Until I began reading the Bible at the age of 21, I had no idea of what heaven was truly like. My childish view of heaven had been mostly formed by popular culture; from cartoons, television shows and movies like “Heaven Can Wait.” In my mind heaven was a really boring place where disembodied spirits wandered aimlessly through a mysterious London-like fog. The picture I had built-up in my limited imagination was just slightly better than the first level of Dante’s portrayal of hell; far from the beautiful paradise that I now believe it to be.
When I began reading the Bible’s descriptions of this place called heaven, I was shocked by how different it was from my naive view. I am now convinced that it’s vital to have an accurate view of heaven in order to maintain a genuine (joy and peace-giving) hope for this life and the next.
I know this will sound strange, but it’s true; while I’m not in any hurry to die, since forming a proper Biblical view of heaven in my mind, I’m really looking forward to the day I see heaven! Maybe you’ll better understand what I’m looking forward to after reading the following description of the real heaven.
- We will not be disembodied spirits. We will have bodies like Jesus had after He was resurrected (1 John 3:2). Bodies that defy the laws of physics, as we now understand them. A body that can walk through walls (John 20:19), but also has flesh (Luke 24:39). A body that is able to eat (Luke 24:42-43) and drink (Luke 22:30); we’ll even drink wine in heaven (Matthew 26:29).
- Heaven is a place of perfect peace, but not the R.I.P. kind of peace (I always associated that with lying undisturbed in a coffin, which is not only morbid, but also really boring). I’m talking about inner and outer peace forever; no more crime or war (Isaiah 2:4). A place where now ferocious animals like lions, wolves and bears will graze on grass next to sheep and cows (Isaiah 11:7-8). There will be no more death, mourning, crying or any kind of physical or emotional pain (Revelation 21:4).

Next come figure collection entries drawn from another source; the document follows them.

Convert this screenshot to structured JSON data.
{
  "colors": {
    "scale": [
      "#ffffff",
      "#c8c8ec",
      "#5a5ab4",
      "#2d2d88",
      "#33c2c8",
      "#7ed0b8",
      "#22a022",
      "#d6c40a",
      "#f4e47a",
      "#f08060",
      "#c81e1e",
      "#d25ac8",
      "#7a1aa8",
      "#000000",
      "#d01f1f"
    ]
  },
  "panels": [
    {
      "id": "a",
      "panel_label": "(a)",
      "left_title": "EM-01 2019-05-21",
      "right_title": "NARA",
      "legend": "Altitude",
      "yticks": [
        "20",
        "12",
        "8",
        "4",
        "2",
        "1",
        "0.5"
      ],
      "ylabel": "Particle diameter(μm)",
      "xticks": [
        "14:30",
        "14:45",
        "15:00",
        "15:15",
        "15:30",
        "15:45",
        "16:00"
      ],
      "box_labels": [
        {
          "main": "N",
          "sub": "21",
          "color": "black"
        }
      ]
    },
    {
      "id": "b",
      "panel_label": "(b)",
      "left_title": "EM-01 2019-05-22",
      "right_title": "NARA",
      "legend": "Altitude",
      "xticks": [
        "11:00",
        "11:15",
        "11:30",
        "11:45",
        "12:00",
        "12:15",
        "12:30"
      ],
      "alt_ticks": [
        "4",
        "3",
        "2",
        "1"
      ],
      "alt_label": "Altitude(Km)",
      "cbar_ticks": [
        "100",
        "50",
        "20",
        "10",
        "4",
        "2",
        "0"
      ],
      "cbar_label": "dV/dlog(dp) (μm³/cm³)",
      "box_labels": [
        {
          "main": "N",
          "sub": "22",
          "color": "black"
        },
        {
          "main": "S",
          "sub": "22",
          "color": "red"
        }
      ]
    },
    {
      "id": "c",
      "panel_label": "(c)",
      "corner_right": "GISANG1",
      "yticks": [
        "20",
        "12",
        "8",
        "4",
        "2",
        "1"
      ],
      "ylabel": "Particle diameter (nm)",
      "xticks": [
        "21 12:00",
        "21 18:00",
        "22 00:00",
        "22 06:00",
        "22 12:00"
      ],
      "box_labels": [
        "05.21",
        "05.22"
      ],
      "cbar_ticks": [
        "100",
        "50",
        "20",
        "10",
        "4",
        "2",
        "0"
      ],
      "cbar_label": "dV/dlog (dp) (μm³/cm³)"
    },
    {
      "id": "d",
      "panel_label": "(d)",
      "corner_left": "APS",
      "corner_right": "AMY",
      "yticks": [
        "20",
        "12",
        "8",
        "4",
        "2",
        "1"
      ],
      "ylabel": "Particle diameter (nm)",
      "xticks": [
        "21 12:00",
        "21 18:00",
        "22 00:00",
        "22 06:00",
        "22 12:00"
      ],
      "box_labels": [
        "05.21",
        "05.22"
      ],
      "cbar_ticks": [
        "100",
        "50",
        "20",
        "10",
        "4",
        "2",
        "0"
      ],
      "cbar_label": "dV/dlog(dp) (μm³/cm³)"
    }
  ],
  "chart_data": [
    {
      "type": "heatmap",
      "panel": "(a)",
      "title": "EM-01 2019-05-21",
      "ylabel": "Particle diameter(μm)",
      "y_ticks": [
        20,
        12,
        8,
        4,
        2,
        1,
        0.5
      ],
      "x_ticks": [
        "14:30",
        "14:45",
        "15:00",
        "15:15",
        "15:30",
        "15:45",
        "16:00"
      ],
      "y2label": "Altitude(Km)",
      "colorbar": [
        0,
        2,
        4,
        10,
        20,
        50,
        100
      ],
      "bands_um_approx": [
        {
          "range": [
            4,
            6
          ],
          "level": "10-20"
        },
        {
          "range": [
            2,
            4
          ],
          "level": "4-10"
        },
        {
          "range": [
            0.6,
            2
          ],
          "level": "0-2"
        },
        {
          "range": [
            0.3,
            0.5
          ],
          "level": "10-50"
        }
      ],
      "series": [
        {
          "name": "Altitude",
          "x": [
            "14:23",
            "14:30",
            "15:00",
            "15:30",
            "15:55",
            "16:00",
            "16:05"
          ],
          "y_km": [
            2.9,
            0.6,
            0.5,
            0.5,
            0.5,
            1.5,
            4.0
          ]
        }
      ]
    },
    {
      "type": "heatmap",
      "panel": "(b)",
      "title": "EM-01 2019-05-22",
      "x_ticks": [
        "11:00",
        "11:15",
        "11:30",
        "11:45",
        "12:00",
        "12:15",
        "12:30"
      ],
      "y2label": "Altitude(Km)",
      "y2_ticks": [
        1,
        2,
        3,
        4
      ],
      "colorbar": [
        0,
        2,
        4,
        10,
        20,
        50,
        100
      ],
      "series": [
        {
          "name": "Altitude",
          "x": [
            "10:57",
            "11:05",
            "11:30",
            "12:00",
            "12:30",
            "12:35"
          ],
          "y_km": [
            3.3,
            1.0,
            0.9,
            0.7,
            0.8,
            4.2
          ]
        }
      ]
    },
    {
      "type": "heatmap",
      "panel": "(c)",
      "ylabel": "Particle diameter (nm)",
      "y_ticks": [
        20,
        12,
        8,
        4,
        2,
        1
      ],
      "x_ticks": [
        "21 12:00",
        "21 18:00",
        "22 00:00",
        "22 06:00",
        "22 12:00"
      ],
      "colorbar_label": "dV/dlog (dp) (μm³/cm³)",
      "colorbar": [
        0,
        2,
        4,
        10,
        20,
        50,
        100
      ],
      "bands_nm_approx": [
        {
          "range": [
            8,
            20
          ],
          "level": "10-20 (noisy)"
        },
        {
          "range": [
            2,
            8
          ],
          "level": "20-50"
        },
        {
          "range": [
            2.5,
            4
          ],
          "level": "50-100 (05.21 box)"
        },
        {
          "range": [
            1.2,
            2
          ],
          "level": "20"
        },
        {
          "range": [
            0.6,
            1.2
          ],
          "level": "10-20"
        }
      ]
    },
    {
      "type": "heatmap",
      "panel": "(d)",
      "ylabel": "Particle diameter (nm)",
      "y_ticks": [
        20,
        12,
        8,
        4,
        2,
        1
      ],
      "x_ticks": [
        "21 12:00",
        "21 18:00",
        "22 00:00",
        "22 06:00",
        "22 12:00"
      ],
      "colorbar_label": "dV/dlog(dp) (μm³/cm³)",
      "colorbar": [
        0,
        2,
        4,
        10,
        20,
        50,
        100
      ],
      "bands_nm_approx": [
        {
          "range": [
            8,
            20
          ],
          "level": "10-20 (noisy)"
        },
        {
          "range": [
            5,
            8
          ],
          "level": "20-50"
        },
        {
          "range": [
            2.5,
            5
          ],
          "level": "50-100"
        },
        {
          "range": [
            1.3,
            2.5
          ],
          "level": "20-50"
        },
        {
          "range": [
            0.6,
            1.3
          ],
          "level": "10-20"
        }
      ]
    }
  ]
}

- The location of the permanent heaven was the biggest surprise to me; heaven and earth will one day become one and the same (Isaiah 65:17 & 66:22, 2 Peter 3:13, Revelation 21:1).
- The government of the permanent heaven will be a perfect monarchy because Jesus is perfect (just and merciful) and He’ll be the King (John 18:36).
- There will be many cities in the permanent heaven and Jesus will appoint good rulers over these cities (John 19:17-19 & Isaiah 32:1). No more campaign ads!
- There will be many, many building and homes, some of which will make the Taj Mahal look like a starter home (John 14:2).
- There are even gold-paved streets (Revelation 21:21).
- There will be no sun or moon in the sky (Revelation 21:23) because there’s no need of them. God created them to mark time and separate night from day (Genesis 1:14), but there is no night in heaven (Revelation 21:25) and by definition eternity is timeless.
- There will be no more oceans and seas (undrinkable water) (Revelation 21:1).
- There will be no more wilderness (uninhabitable places), no deserts, wastelands or ice-covered areas (Isaiah 32:15, 35:1-7, 41:18-19).
- There will be no more deep valleys or high mountains (Isaiah 40:4, Psalm 46:2, Luke 3:5).
I don’t know how many beings will live on this new earth, but the usable portion of this current earth accommodates 7 billion people (right now); the new earth could easily accommodate 3 or 4 times that number.
Those with a true understanding of what the real heaven is like, and KNOW that they’ll be living there forever, are people of hope; they’re also good and productive citizens in this life as they’ll be in the next. I like the way C.S Lewis said this in his book Mere Christianity:
“Hope is one of the Theological virtues. This means that a continual looking forward to the eternal world is not (as some modern people think) a form of escapism or wishful thinking, but one of the things a Christian is meant to do. It does not mean that we are to leave the present world as it is. If you read history you will find that the Christians who did most for the present world were just those who thought most of the next. The Apostles themselves, who set on foot the conversion of the Roman Empire, the great men who built up the Middle Ages, the English Evangelicals who abolished the Slave Trade, all left their mark on Earth, precisely because their minds were occupied with Heaven. It is since Christians have largely ceased to think of the other world that they have become so ineffective in this. Aim at Heaven and you will get earth ‘thrown in’: aim at earth and you will get neither.”